Date: Wednesday, April 13th, 2022
9:00 am – 10:00 am Pacific Time
12:00 pm – 1:00 pm Eastern Time
Location: Weekly Seminar, Zoom
Title: Reproducibility in Machine Learning
Reproducibility is vital to ensuring scientific conclusions are reliable, but failures of reproducibility have been a major issue in nearly all scientific areas of study in recent decades. A key issue underlying the reproducibility crisis is the explosion of methods for data generation, screening, testing, and analysis, where only the combinations producing the most significant results are reported. Such practices can lead to erroneous findings that appear to be significant, but don’t hold up when other researchers attempt to replicate them.

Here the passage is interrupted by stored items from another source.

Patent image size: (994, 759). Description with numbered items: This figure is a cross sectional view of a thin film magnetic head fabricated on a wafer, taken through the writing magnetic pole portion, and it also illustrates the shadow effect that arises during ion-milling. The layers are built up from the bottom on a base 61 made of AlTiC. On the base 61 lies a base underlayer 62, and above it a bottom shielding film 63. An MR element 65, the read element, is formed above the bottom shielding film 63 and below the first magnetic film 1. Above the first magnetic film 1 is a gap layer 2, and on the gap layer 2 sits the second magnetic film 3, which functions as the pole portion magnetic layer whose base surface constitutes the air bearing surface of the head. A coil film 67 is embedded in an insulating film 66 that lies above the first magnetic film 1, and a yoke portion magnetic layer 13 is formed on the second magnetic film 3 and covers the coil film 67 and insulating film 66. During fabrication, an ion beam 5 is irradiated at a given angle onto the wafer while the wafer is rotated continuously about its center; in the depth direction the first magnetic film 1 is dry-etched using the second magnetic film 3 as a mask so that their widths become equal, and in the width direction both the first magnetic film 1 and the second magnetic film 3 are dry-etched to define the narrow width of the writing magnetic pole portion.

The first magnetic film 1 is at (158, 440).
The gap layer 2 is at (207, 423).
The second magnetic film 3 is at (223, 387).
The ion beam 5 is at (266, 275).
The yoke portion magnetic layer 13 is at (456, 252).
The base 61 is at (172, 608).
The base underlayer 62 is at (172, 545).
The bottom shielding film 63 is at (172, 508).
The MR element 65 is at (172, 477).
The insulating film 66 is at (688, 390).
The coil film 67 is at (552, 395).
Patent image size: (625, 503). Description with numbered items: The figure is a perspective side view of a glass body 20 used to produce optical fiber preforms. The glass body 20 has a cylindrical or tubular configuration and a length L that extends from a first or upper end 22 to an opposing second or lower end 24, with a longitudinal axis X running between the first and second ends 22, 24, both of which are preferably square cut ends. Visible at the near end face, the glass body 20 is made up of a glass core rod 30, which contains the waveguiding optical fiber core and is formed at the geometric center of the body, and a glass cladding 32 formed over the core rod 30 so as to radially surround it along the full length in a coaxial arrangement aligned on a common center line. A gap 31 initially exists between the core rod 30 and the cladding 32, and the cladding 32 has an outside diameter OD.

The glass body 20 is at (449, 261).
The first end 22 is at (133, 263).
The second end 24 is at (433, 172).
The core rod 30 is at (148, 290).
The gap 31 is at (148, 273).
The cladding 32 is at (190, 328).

In this talk, we introduce a new notion of reproducibility for randomized algorithms. This notion ensures that with high probability, an algorithm returns exactly the same output when run with two samples from the same distribution. Despite the exceedingly strong demand of reproducibility, there are efficient reproducible algorithms for several fundamental problems in statistics and learning. We show that any statistical query algorithm can be made reproducible with a modest increase in sample complexity, and we use this to construct reproducible algorithms for finding approximate heavy-hitters and medians. Using these ideas, we give the first reproducible algorithm for learning halfspaces via a reproducible weak learner and a reproducible boosting algorithm. We initiate the study of lower bounds and inherent tradeoffs for reproducible algorithms, giving nearly tight sample complexity upper and lower bounds for reproducible SQ algorithms. Finally, we discuss connections to other well-studied notions of algorithmic stability, such as differential privacy.
This talk is based on joint work with Russell Impagliazzo (UCSD), Rex Lei (UCSD), and Toniann Pitassi (Columbia University), to appear in STOC 2022.

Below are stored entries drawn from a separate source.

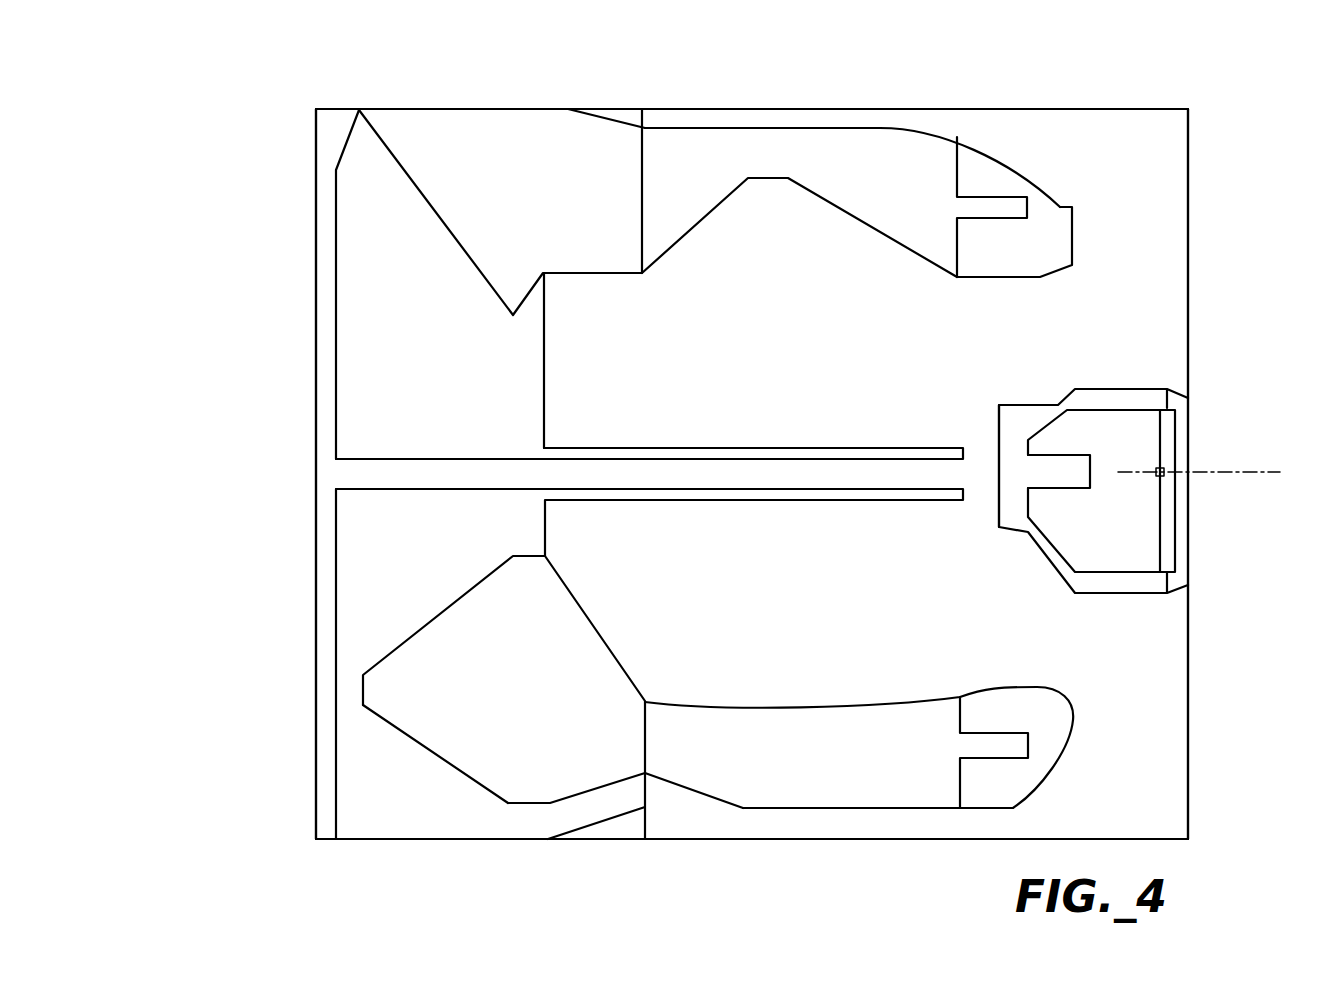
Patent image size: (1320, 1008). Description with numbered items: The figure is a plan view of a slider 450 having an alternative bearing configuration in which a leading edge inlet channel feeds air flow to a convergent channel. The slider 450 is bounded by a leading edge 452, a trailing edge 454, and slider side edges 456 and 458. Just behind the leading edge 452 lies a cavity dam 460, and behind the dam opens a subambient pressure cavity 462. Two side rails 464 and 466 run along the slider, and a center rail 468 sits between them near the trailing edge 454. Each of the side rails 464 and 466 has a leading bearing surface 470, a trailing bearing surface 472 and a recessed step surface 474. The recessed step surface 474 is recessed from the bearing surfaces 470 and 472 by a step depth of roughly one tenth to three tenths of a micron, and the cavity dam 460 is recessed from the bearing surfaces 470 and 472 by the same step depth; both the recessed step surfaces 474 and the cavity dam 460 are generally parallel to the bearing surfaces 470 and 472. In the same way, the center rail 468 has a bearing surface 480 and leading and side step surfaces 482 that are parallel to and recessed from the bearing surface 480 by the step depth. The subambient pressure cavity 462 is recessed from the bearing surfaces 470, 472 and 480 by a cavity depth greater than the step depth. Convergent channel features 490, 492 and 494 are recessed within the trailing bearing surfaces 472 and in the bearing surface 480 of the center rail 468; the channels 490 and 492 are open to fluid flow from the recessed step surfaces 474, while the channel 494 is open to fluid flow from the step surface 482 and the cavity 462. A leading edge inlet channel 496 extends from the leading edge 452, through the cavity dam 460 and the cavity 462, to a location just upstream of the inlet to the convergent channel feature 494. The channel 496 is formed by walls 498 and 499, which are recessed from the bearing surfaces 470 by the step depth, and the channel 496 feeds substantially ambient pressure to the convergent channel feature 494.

The slider 450 is at (274, 95).
The leading edge 452 is at (317, 415).
The trailing edge 454 is at (1190, 195).
The slider side edge 456 is at (607, 108).
The slider side edge 458 is at (611, 840).
The cavity dam 460 is at (353, 572).
The subambient pressure cavity 462 is at (788, 372).
The side rail 464 is at (446, 132).
The side rail 466 is at (444, 769).
The center rail 468 is at (992, 397).
The leading bearing surface 470 is at (483, 124).
The trailing bearing surface 472 is at (985, 168).
The recessed step surface 474 is at (838, 130).
The bearing surface 480 is at (1137, 457).
The leading and side step surfaces 482 is at (1005, 495).
The convergent channel feature 490 is at (1018, 194).
The convergent channel feature 492 is at (1038, 772).
The convergent channel feature 494 is at (1053, 491).
The leading edge inlet channel 496 is at (650, 476).
The wall 498 is at (680, 452).
The wall 499 is at (680, 495).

Jessica Sorrell is a PhD student at UC San Diego advised by Russell Impagliazzo and Daniele Micciancio. She is broadly interested in responsible computing, particularly questions related to fairness, privacy, robustness, and reproducibility. In the past she has worked on lattice-based cryptography, with a focus on secure computation. In the fall she will be joining the University of Pennsylvania as a postdoc with Aaron Roth.